Su hermano volvió sano y salvo. Él todavía discutía sobre la guerra con su padre, con Sammy y con sus amigos radicales. Cuando se convocaron las siguientes elecciones, empezó a plantearse si sus compañeros tenían razón después de todo.

—Oooh, ¡venga ya! —exclamó con desesperación. Otra mayoría laborista vapuleada, el SDPchupando votos; otra sorprendente victoria conservadora. Los expertos habían predicho que los tories seguirían en la línea de resultados de la última vez, pero aumentarían su número de escaños—. ¡Menuda mierda!

—Esto ya se está haciendo repetitivo —dijo Andrea, alargando el brazo hasta la botella de whisky. Margaret Thatcher apareció en la pantalla del televisor, radiante ante su victoria.

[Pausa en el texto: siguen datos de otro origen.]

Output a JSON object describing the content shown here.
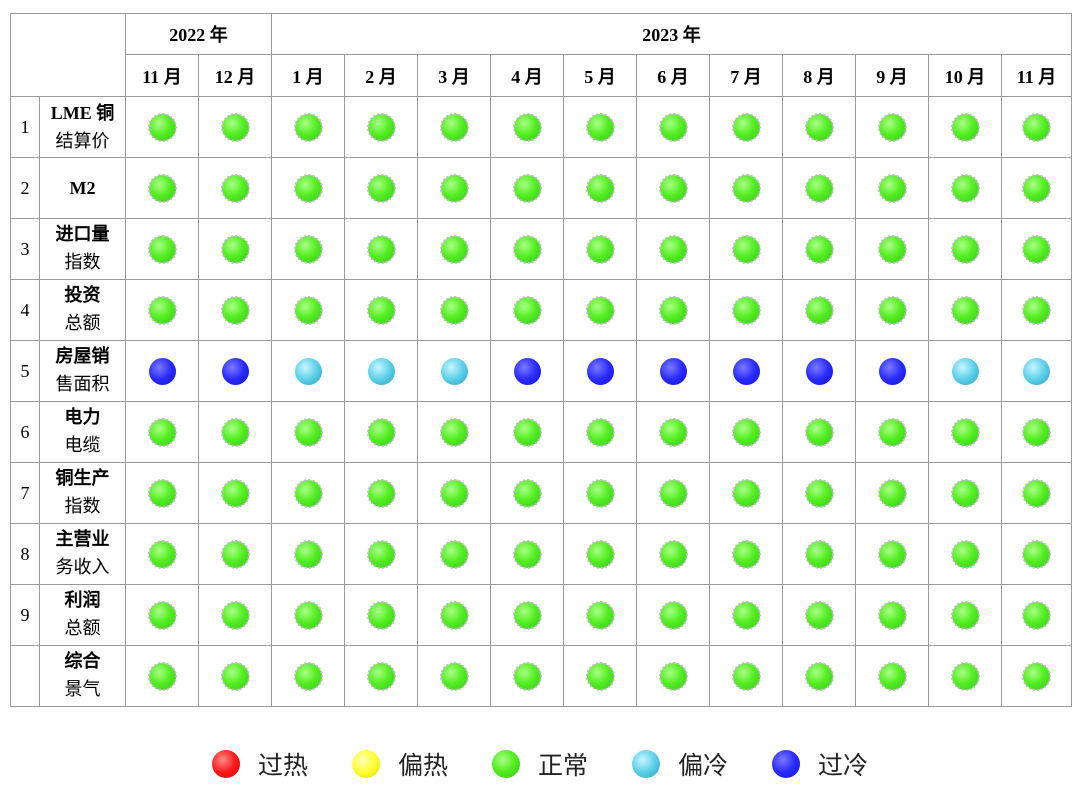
{
  "chart_data": {
    "type": "table",
    "header": {
      "years": [
        {
          "label": "2022 年",
          "span": 2
        },
        {
          "label": "2023 年",
          "span": 11
        }
      ],
      "months": [
        "11 月",
        "12 月",
        "1 月",
        "2 月",
        "3 月",
        "4 月",
        "5 月",
        "6 月",
        "7 月",
        "8 月",
        "9 月",
        "10 月",
        "11 月"
      ]
    },
    "rows": [
      {
        "num": "1",
        "line1": "LME 铜",
        "line2": "结算价",
        "status": [
          "正常",
          "正常",
          "正常",
          "正常",
          "正常",
          "正常",
          "正常",
          "正常",
          "正常",
          "正常",
          "正常",
          "正常",
          "正常"
        ]
      },
      {
        "num": "2",
        "line1": "M2",
        "line2": "",
        "status": [
          "正常",
          "正常",
          "正常",
          "正常",
          "正常",
          "正常",
          "正常",
          "正常",
          "正常",
          "正常",
          "正常",
          "正常",
          "正常"
        ]
      },
      {
        "num": "3",
        "line1": "进口量",
        "line2": "指数",
        "status": [
          "正常",
          "正常",
          "正常",
          "正常",
          "正常",
          "正常",
          "正常",
          "正常",
          "正常",
          "正常",
          "正常",
          "正常",
          "正常"
        ]
      },
      {
        "num": "4",
        "line1": "投资",
        "line2": "总额",
        "status": [
          "正常",
          "正常",
          "正常",
          "正常",
          "正常",
          "正常",
          "正常",
          "正常",
          "正常",
          "正常",
          "正常",
          "正常",
          "正常"
        ]
      },
      {
        "num": "5",
        "line1": "房屋销",
        "line2": "售面积",
        "status": [
          "过冷",
          "过冷",
          "偏冷",
          "偏冷",
          "偏冷",
          "过冷",
          "过冷",
          "过冷",
          "过冷",
          "过冷",
          "过冷",
          "偏冷",
          "偏冷"
        ]
      },
      {
        "num": "6",
        "line1": "电力",
        "line2": "电缆",
        "status": [
          "正常",
          "正常",
          "正常",
          "正常",
          "正常",
          "正常",
          "正常",
          "正常",
          "正常",
          "正常",
          "正常",
          "正常",
          "正常"
        ]
      },
      {
        "num": "7",
        "line1": "铜生产",
        "line2": "指数",
        "status": [
          "正常",
          "正常",
          "正常",
          "正常",
          "正常",
          "正常",
          "正常",
          "正常",
          "正常",
          "正常",
          "正常",
          "正常",
          "正常"
        ]
      },
      {
        "num": "8",
        "line1": "主营业",
        "line2": "务收入",
        "status": [
          "正常",
          "正常",
          "正常",
          "正常",
          "正常",
          "正常",
          "正常",
          "正常",
          "正常",
          "正常",
          "正常",
          "正常",
          "正常"
        ]
      },
      {
        "num": "9",
        "line1": "利润",
        "line2": "总额",
        "status": [
          "正常",
          "正常",
          "正常",
          "正常",
          "正常",
          "正常",
          "正常",
          "正常",
          "正常",
          "正常",
          "正常",
          "正常",
          "正常"
        ]
      },
      {
        "num": "",
        "line1": "综合",
        "line2": "景气",
        "status": [
          "正常",
          "正常",
          "正常",
          "正常",
          "正常",
          "正常",
          "正常",
          "正常",
          "正常",
          "正常",
          "正常",
          "正常",
          "正常"
        ]
      }
    ],
    "legend": [
      {
        "label": "过热",
        "color": "#ff1a1a"
      },
      {
        "label": "偏热",
        "color": "#ffff33"
      },
      {
        "label": "正常",
        "color": "#55ee22"
      },
      {
        "label": "偏冷",
        "color": "#5ccfe8"
      },
      {
        "label": "过冷",
        "color": "#2a2aff"
      }
    ]
  }
}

—¡Fuera! —gritó él, ocultándose bajo las sábanas. Andrea apretó con fuerza el botón del mando a distancia y la televisión se apagó—. Oh..., Dios —murmuró él desde su guarida—. Y no me digas nada sobre el tipo de gravamen.

—No he dicho una palabra, muchacho.

—Dime que esto solo es una pesadilla.

—Esto es solo una pesadilla.

—¿En serio?

—Pues no. Es la realidad. Solo te decía lo que querías escuchar.

—¡Panda de idiotas! —le espetó a Stewart—. Otros cuatro años con esos peleles al mando. ¡Me cago en todo! ¡Un payaso senil rodeado de reaccionarios xenófobos!

—Reaccionarios xenófobos no electos —apuntó Stewart. Ronald Reagan había sido reelegido para la siguiente legislatura, y la mitad de los votantes potenciales no había acudido a las urnas.

—¿Por qué no puedo votar yo? —rugió—. Mi padre vive a tiro de piedra de Coulport, Faslane y el Holy Loch; si el bufón de turno aprieta un botón, mi viejo la palma. Y seguramente nosotros también; tú, yo, Andrea, Shona y los niños; toda la gente a la que quiero... Así que no sé por qué cono no puedo votar yo.

—No existe aniquilación sin representación —sentenció Stewart pensativamente—. Y volviendo al tema de los reaccionarios no electos, ¿qué crees que es el Politburó?